Ob nun das Huma-Einkaufscenter zu Mülldorf oder zu Ort gehört, da sind sich die beiden Ortsvorsteher keineswegs einig. Klären kann das Eva Stocksiefen, die Pressesprecherin der Stadt. Während Fachhochschule und Sparkassengebäude zu Mülldorf zählen, gehöre Huma zu Sankt Augustin-Ort.

l Kapellenplatz: Zwei Kapellen gab es dort, wo heute nur noch der Name des Platzes an der ersten großen Kreuzung in Mülldorf an vergangene Zeiten erinnert. Auch die einstige Grundschule grenzt an den historischen Platz im Ort. In ihr befindet sich das kleinste Kino Deutschlands und vielleicht auch der Welt. "Ich glaube nur in China soll es noch ein Kino geben, das kleiner ist als unseres", erzählt Schumacher.

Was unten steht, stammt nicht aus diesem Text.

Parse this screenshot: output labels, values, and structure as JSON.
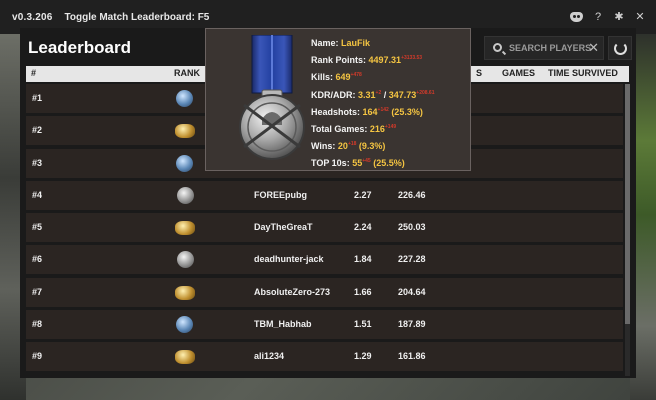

Dank des resoluten Pfarrers Gottfried Salz wurde eine neue Kirche im Dorf gebaut, und das unter der Herrschaft der Nazis. Er erhielt eine Genehmigung und schaffte es, nach nur acht Monaten Bauzeit seine Kirche am 18. Dezember 1938 einzuweihen. Die Straße vor der Kirche ist später nach ihm benannt worden

l Verkehrsanbindung: Ein schlagendes Argument für Mülldorf als Wohnort, Firmen- und Wissenschaftsstandort ist die hervorragende Anbindung an den öffentlichen Personennahverkehr. Gleich zwei Haltestellen der S 66, die Siegburg über Sankt Augustin und Bonn bis nach Bad Honnef verbindet, sind für die Mülldorfer gut und bequem zu Fuß zu erreichen. Aber auch der zentrale Busbahnhof im Zentrum liegt günstig. Mit dem Auto sind mehrere Autobahnauffahrten rund um den Ortsteil schnell erreichbar, ganz gleich ob Richtung Lohmar, Hennef oder Bonn.

Dass ein Segen auch zum Fluch werden kann, dafür steht die im Berufsverkehr staugeplagte B 56. Die viel befahrene Bundesstraße zerschneidet den Ortsteil in zwei Hälften. Drei große Kreuzungen sorgen immer wieder für Staus und Verkehrsunfälle. Auch die Bahnüberquerungen sind mitunter mühsam, was sich mit der geplanten neuen Unterführung - der so genannten Ost-West-Spange - ändern soll.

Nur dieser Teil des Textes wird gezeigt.